Изменить размер шрифта - +
Так вот почему он оказался "неспособным" к несению наказания. Ганка спас его от петли - стрелял с десяти шагов в упор и все-таки не убил. Как бы не в силах наглядеться, я смотрел на каштановую бороду, серые спокойные глаза, а видел не это, а то, как пятнадцать лет назад его, обвисшего и окровавленного, выносила из кабинета топочущая, до смерти перепуганная охрана, а прямо перед столом, на ковре, в черной луже крови лежал маленький человек с размозженным черепом и браунингом в далеко откинутом, твердом и злобном кулачке.
     - Поэтому вас и освободили? - спросил я ошалело.
     Полицейский вдруг внимательно посмотрел на меня, быстро сунул документы Гарднеру и приказал:
     - Идите!
     Гестаповец положил бумажник в карман и сказал нам обоим:
     - Я сейчас зайду на почту, а вы тем временем подумайте. Я сейчас выйду.
     И тут мной овладела такая бессильная злоба, так меня затрясло, что я не помню, как подскочил к нему и схватил его за воротник. Еще секунда - и я ему выбил бы челюсть, но он только слегка ответ голову и мягко, но сильно перехватил мою руку на лету.
     - Какой же вы невыдержанный! - сказал он почти добродушно. - А ведь журналист. Разве кулаком что-нибудь докажешь? Почитайте-ка собственные фельетоны!
     - Ну, вы лишнего-то тоже не болтайте! - обрезал его полицейский. - Какой еще кулак! Что никто вас не трогал, тому я свидетель.
     - Да что вы, что вы, сержант! - любезно развел руками Гарднер. - Разве я заявляю претензии? До свидания! - Он пошел и остановился. - Но только два слова на прощание вам, дорогой господин Мезонье. Вы же юрист - вот я все время с большим удовольствием читаю ваши интереснейшие статьи, - так неужели же вам не понятно, что если меня десять лет тому назад судили и осудили, то это только потому, что какие-то очень уважаемые круги сочли, что им будет спокойнее, если я, вместо того чтобы гулять по Парижу и Берлину, буду сидеть за решеткой. И если меня освободили, то опять-таки потому, что эти же самые в высшей степени авторитетные и высокочтимые круги вдруг решили, что теперь для их безопасности и спокойствия нужно, чтоб я именно гулял по Берлину и Парижу, а не сидел за решеткой. Вот и все! До свидания!
     Что мне оставалось делать? Он все понимал и знал.
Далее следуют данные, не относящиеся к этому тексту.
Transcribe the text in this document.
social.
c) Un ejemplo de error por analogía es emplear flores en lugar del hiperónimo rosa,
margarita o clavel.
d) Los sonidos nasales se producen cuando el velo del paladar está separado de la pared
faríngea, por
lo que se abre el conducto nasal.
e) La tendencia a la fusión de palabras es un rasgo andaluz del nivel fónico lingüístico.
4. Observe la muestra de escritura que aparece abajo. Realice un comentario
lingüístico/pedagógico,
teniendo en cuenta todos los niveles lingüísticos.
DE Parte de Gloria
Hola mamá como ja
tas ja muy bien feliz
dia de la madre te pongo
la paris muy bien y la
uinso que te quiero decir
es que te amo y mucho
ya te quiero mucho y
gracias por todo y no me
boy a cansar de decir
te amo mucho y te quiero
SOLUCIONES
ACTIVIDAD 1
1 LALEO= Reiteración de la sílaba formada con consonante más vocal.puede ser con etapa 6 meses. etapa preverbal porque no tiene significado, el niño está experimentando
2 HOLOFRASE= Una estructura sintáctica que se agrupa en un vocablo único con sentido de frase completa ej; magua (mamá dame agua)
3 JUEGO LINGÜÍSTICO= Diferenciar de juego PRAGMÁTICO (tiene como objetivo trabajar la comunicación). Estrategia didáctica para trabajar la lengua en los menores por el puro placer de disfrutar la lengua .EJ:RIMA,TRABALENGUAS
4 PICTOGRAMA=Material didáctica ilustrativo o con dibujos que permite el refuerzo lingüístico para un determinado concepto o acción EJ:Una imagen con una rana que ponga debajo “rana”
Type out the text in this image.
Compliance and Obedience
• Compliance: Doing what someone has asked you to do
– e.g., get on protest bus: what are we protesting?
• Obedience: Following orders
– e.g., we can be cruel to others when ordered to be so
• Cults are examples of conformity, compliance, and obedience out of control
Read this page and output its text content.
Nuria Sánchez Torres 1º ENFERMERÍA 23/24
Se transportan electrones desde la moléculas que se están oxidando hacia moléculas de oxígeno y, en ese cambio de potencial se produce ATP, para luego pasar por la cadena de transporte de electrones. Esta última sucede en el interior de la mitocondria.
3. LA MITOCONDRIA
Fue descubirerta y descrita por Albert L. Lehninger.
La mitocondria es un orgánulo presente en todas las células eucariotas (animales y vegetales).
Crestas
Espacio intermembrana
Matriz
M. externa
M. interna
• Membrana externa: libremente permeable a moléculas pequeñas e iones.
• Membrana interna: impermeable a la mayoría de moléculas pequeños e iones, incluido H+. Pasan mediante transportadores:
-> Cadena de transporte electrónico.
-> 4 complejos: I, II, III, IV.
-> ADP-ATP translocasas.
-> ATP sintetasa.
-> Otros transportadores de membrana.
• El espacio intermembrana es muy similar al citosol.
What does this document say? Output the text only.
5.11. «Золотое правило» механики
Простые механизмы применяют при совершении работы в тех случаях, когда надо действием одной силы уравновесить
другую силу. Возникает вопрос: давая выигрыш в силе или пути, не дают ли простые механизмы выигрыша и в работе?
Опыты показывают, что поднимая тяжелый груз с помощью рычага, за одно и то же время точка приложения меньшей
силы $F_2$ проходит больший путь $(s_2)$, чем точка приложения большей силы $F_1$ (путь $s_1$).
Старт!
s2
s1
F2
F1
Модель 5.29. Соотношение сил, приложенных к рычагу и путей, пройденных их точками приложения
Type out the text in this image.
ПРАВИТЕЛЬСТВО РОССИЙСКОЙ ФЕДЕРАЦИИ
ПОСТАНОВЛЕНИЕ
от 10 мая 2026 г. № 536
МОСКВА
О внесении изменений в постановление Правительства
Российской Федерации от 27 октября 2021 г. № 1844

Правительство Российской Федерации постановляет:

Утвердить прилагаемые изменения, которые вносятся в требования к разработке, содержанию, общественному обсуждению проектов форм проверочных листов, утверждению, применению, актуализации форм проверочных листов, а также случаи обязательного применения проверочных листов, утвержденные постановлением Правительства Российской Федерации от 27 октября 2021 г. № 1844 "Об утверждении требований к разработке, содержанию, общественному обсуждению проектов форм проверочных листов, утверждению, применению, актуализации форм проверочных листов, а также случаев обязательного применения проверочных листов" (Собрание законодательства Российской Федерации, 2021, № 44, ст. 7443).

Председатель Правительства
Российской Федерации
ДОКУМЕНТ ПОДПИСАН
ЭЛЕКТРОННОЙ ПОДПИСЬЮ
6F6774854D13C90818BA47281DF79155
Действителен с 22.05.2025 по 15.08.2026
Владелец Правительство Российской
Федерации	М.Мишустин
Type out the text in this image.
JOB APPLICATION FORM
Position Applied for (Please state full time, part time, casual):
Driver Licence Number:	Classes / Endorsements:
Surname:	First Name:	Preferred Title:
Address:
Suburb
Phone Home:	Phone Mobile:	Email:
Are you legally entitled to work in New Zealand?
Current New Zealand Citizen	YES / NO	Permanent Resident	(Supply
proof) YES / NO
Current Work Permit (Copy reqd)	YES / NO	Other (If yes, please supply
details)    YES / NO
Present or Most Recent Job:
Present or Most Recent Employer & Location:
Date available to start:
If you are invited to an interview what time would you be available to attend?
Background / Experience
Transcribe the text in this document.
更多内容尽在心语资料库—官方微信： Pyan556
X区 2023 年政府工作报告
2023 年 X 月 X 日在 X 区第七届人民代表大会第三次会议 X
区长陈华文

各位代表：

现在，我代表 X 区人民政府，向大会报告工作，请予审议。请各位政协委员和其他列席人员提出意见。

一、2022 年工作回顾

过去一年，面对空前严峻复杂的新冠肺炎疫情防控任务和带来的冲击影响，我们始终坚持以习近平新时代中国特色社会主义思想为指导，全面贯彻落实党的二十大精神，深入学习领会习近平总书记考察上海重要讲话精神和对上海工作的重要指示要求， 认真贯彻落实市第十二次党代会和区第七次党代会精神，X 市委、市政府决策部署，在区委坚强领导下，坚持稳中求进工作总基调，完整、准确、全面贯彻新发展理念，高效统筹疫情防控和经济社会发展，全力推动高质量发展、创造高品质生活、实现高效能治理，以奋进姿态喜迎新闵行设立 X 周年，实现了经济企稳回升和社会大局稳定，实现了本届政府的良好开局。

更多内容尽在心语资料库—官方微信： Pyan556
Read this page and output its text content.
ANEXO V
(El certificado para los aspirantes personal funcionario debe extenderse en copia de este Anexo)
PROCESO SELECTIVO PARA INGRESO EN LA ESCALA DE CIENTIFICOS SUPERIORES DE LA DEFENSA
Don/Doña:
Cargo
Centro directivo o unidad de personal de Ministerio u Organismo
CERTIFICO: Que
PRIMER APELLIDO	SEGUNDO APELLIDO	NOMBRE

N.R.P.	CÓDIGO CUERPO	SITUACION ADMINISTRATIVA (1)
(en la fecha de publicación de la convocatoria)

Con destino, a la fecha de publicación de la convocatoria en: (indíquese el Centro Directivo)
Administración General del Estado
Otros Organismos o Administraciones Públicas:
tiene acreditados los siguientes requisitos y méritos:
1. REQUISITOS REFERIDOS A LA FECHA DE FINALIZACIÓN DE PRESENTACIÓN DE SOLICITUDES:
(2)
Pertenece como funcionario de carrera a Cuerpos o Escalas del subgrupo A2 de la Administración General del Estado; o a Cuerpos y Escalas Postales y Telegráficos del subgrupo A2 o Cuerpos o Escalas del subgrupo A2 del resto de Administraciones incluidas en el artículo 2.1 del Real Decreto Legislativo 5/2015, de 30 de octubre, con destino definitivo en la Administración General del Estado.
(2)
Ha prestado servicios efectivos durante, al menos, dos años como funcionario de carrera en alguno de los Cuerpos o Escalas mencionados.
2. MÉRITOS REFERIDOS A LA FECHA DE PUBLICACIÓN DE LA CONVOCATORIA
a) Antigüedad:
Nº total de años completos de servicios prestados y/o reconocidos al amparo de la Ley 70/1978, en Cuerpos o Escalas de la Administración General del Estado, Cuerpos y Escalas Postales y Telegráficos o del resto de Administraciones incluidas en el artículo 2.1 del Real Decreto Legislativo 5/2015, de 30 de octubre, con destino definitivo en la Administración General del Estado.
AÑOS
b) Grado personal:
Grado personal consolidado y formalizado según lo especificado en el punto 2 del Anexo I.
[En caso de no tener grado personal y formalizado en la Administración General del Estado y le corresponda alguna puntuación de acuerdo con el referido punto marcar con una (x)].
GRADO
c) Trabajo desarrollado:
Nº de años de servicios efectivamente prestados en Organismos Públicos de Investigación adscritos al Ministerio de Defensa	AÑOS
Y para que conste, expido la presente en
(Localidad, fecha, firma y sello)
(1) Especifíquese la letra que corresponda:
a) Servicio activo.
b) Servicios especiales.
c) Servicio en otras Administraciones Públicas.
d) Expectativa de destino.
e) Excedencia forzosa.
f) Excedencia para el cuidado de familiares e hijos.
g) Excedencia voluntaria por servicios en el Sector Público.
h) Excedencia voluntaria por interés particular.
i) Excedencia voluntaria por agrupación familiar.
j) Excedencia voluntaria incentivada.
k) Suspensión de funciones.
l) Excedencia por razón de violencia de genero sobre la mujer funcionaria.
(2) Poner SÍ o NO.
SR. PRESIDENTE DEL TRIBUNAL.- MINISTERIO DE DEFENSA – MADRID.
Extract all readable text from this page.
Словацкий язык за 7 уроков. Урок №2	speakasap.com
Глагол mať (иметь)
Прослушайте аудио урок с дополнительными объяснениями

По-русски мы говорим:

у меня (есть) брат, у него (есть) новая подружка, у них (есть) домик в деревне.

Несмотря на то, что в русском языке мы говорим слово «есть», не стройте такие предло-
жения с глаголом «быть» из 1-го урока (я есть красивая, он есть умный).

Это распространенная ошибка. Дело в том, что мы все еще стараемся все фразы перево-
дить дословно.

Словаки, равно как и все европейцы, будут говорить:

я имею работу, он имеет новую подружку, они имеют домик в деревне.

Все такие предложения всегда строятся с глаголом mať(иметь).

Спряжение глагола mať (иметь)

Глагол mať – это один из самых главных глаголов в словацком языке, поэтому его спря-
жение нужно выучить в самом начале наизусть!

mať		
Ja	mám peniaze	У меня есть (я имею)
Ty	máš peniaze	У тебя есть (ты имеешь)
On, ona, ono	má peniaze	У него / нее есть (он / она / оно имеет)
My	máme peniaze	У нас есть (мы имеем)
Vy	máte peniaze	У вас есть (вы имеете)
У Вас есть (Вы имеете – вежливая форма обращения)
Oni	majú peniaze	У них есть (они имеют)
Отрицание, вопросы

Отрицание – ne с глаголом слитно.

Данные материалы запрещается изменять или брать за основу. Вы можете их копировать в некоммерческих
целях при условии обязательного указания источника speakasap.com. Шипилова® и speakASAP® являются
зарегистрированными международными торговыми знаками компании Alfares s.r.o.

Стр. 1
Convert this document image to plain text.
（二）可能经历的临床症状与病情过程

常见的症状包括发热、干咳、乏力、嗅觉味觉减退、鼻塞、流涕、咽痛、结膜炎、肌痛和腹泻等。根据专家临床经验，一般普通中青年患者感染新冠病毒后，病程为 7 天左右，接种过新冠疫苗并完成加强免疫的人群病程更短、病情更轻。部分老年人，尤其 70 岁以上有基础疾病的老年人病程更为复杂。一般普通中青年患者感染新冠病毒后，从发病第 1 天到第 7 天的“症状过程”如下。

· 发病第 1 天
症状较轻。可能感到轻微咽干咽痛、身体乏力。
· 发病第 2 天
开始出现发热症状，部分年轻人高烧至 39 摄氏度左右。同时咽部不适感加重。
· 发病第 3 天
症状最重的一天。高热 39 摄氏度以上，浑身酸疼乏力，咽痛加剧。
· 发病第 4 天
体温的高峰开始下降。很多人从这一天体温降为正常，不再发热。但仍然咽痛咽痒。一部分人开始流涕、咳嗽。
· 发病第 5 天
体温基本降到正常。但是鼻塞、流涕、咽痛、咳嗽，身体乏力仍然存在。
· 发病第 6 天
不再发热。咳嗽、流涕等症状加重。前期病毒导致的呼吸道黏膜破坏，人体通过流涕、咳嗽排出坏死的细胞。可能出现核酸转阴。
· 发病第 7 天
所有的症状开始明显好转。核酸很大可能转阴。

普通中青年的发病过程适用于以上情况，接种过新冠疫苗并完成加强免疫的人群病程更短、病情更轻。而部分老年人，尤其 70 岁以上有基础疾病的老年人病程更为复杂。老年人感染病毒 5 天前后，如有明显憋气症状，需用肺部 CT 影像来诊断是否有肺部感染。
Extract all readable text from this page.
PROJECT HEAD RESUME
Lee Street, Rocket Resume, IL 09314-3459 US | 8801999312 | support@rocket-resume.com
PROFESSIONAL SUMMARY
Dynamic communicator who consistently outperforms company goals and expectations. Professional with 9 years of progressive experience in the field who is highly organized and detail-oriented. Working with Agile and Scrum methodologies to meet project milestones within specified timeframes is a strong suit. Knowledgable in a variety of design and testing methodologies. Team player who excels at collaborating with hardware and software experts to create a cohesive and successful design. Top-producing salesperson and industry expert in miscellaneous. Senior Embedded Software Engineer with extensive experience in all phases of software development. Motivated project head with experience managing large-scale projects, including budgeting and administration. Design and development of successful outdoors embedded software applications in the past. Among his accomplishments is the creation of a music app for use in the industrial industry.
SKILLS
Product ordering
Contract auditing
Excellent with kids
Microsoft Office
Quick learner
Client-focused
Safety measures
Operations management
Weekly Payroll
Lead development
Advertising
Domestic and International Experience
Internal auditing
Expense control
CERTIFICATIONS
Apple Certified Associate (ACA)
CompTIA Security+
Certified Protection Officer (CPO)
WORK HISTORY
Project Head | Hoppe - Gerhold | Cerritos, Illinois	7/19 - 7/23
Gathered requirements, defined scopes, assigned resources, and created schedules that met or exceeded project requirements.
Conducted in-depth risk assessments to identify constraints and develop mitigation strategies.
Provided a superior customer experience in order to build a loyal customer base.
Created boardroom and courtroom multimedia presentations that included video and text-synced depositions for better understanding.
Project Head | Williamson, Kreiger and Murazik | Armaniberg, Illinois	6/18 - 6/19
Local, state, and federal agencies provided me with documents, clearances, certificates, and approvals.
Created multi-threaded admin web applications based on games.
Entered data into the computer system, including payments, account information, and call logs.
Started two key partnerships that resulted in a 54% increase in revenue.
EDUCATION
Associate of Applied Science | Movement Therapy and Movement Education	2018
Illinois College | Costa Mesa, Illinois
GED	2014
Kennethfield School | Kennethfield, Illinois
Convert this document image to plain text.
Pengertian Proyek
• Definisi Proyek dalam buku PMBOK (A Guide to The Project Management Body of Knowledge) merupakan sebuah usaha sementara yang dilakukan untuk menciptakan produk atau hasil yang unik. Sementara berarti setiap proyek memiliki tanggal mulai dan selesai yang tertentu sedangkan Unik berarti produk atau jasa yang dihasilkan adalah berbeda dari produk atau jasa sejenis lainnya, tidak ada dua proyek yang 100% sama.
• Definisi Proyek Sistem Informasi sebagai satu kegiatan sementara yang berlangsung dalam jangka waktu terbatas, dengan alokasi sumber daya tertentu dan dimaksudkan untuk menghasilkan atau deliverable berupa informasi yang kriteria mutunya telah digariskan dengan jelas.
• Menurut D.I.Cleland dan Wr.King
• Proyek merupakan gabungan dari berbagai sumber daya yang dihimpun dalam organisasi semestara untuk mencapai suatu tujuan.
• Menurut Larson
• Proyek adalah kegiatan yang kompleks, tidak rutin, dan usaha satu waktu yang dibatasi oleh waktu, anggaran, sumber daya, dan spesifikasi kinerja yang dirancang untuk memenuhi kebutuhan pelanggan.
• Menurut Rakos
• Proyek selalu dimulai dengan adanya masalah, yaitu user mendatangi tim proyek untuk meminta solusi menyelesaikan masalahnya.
Знал, где я был, знал, что я сейчас делаю, кем работаю, я же про него не знал ровно ничего, даже что он такой же равноправный гражданин, как и я, и того не знал. Вот он повернулся к нам спиной и пошел к зданию почты, за письмами, которые получает на имя убитого им Жослена. Конечно, теперь он уже не постесняется их взять. Мы, я и сержант, как бы легализировали его. Мы связались с ним, чтобы его погубить, а он сразу же нам показал, что мы и гроша медного не стоим перед ним, так чего ж ему с нами стесняться?
     Он ушел, и с минуту мы стояли оба молча.
     - Вы уж очень расстроились из-за него, - сказал сержант, - вот даже побледнели. Значит, действительно насолил он вам, мерзавец.
     Я промолчал.
     - Но я вас понимаю, - продолжал он, понижая голос. - Я сам был в плену и знаю, какой там у них мед. Говорите, следователь гестапо?
     - Нет, - сказал я, - начальник.
     - Ай-ай-ай! - сержант пощелкал языком. - У него и взгляд-то волчий. И, значит, он и допрашивал кого-нибудь из ваших?
     Я опять промолчал.
     - Да, - сказал полицейский, смотря на дверь почты, - и вот смотрите, опять в своем полном праве, опять при деньгах и положении. - Он вздохнул. - Что делается, что делается на свете, и не поймешь даже что! Болен! - усмехнулся он.